I have dreamed about going to UBC for so long that I don’t even remember when I first came up with the idea or why I thought about it in the first place, but it was always something I included in my bucket lists. It was also something I just took for granted. I never seriously considered any other option. I was always a planner: just like I knew all the courses I was going to take in high school since grade 9 started, UBC was just always on the to do list. There’s still something so surreal about being at school every day. It still hits me sometimes that studying here is a dream.
My Arts One seminar prof told a room of 20 presumably high achieving students today that a low B on our first essays should be thought of as an A+. The tension in the room after he said that was tangible. He gave us a very small laugh and said that basically the honeymoon period is coming to a close.
I don’t know, though. I was sitting on the 84 today today, staring at the Student Recreation Centre and the Waffle Building (aka Buch Tower) in the distance, a few hours after I had gotten my miserable failure of a first math quiz back (thank goodness workshop quizzes are worth only 10% of 10% of the overall course mark, but unfortunately, I think the miserable failure of a first math quiz was a bad omen for the future), and I texted my boyfriend: I still don’t believe I get to go to school here.
School is hard.
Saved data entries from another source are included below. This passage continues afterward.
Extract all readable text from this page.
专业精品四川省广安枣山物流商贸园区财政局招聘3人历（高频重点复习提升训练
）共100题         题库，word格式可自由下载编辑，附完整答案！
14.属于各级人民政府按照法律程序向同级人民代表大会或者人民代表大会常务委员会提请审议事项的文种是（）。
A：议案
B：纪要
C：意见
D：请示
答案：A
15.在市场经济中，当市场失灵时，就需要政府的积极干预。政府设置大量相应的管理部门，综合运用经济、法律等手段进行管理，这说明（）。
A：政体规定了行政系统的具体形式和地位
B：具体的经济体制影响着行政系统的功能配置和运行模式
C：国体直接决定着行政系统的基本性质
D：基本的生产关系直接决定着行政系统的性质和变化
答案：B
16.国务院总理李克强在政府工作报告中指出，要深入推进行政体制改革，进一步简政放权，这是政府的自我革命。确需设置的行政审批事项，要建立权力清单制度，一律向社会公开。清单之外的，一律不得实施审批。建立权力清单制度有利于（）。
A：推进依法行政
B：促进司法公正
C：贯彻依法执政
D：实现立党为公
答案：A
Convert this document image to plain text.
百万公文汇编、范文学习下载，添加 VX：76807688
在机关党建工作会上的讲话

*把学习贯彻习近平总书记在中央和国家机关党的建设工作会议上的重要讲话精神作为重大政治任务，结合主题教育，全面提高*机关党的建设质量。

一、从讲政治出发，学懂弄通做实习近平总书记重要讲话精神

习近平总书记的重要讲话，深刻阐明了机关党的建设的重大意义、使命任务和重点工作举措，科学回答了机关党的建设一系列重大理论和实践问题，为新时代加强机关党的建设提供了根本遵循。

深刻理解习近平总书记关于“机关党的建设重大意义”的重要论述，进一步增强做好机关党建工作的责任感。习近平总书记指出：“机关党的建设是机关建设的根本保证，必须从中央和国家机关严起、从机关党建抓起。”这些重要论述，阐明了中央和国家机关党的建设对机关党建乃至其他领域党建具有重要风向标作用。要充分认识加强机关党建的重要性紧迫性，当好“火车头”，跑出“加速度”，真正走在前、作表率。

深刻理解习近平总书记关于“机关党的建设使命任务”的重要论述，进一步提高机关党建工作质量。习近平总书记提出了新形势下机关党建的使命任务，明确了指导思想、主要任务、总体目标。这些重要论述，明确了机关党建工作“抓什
Arts One is a lot of work (even if it is work that I love doing). Math is hard. French is… tedious. But I love every moment of it. Even when I am struggling, even when I am bored, I am so happy.
I’d heard la vie en rose before, of course, but I really, really listened to it a week ago, and I discovered that it’s probably the most beautiful song I’ve ever heard! (I use it as my reward whenever I get a WeBWorK question right.)
I think I’m never going to stop seeing ma vie en rose, particularly not as long as I’m at UBC. No matter how difficult it gets, no matter how close to tears it drives me, I dreamed of this, and it’s lived up to that dream so far. I didn’t dream of a honeymoon, after all. I dreamed of the University of British Columbia, and every hurdle that comes with it.